I’m starting my fourth week of morning workouts, and I wanted to write a few thoughts down.
First, I wouldn’t be able to keep up if these workouts weren’t very short. Each “workout” consists of stretches, two (only two) exercises, and meditation.
For stretching, I focus on my back. First, there’s arms against the wall (this video explains it pretty well, especially the second part). Then toe-touches (side to side), then to the floor (well, my rug), with cat-cow for a few repetitions. I repeat this whole thing twice.
For the actual exercises, I just do slow push-ups and then crunches (a combination of straight and side-to-side). Again I repeat it twice, so two sets for stretching and two sets for exercises.
After I’m done with both, I finish up with meditation of five minutes, which at this point is mostly a breathing exercise while looking out the window at the start and then closing my eyes for the rest of the time.
The more “serious” exercises happen sporadically throughout the week in the afternoon. For these, I don’t have a routine yet. That’s what I’m trying to work on next.
Another critical factor in maintaining a routine is to repeat the same exercises in a familiar and simple pattern (this is why doing it every day in the morning works well). Progress in exercises is something that, in my opinion, needs to be completely on hold until there is a routine, and then it comes on its own. If you do a certain number of push-ups, for example, you’ll find that after a couple of weeks it’s easier to push forward automatically and do more. The same is true for everything else.
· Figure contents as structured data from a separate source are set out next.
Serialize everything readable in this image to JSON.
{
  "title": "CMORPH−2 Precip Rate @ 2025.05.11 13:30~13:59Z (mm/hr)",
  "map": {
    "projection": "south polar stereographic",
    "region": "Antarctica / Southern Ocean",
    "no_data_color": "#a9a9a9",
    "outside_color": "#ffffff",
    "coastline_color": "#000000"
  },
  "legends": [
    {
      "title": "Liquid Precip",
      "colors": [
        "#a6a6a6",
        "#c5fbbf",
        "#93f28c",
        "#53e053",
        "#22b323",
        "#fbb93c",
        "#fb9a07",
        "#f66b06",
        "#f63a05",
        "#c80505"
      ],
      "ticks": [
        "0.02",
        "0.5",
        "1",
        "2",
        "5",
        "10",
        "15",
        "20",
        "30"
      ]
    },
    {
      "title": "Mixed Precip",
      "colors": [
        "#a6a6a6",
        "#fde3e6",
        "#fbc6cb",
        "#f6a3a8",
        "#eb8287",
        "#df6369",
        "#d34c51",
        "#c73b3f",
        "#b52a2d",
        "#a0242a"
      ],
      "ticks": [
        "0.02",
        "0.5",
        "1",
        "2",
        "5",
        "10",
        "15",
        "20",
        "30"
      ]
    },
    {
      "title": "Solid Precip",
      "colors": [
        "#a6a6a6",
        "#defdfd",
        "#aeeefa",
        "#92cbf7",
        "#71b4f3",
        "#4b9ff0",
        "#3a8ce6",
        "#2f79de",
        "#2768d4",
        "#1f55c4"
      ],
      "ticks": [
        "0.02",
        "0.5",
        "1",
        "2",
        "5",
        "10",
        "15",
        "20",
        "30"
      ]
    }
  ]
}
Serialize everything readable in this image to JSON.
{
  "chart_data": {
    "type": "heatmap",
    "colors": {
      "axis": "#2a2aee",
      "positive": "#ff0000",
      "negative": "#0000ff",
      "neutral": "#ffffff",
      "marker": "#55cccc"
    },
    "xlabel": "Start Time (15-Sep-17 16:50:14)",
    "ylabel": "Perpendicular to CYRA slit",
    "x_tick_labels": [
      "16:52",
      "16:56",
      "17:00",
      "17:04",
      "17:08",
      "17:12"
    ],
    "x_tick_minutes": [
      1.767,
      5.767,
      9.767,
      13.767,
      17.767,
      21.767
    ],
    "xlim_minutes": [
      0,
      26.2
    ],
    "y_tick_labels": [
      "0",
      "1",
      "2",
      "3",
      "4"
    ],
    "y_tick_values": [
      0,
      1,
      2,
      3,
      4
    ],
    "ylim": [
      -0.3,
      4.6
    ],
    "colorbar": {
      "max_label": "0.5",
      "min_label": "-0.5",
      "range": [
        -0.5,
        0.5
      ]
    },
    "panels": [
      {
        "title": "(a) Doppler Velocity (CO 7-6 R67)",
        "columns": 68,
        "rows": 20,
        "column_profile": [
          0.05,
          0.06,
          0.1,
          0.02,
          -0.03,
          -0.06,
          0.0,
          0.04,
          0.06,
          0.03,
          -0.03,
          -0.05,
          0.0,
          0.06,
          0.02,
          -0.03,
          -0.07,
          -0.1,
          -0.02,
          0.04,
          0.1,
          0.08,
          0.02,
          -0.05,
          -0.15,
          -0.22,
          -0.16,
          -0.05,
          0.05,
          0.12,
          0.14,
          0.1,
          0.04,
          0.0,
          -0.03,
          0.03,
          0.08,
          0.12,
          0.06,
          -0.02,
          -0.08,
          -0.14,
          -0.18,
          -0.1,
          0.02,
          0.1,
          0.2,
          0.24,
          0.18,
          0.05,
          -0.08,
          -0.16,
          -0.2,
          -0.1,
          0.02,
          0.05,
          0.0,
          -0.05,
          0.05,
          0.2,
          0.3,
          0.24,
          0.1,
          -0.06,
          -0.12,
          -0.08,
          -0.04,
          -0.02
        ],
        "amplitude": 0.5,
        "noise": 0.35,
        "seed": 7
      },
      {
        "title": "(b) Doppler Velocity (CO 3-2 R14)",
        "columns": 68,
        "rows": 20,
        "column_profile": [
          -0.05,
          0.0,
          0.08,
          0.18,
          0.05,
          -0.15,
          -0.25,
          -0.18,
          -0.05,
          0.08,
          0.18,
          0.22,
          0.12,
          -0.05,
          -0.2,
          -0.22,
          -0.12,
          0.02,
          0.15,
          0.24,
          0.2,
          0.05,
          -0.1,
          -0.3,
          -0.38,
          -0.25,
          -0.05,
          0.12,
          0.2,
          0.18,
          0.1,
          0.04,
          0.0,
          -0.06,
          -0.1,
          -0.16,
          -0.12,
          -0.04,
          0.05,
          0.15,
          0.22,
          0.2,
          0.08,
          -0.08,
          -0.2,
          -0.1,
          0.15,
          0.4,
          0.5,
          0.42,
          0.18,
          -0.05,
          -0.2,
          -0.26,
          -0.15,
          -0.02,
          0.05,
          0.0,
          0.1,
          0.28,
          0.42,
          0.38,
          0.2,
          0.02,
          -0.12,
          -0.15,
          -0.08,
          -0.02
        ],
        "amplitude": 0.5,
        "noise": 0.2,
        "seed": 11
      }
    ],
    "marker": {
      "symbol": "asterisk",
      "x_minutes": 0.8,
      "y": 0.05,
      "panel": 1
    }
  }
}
This is why the key to advancing my afternoon routines (which is a bit longer and a bit more intense) needs to be “docked” into persistence, and I’m trying to figure out what that is. For example, if I had lunch at a fixed period, or if I had an event happening every day at 15:00 or 16:00, it would be helpful, but the nature of my work and life balance means it’s flexible and changing. It’s also not helping that I don’t do these every day (at least not for now), so I need to figure out dedicated workout days.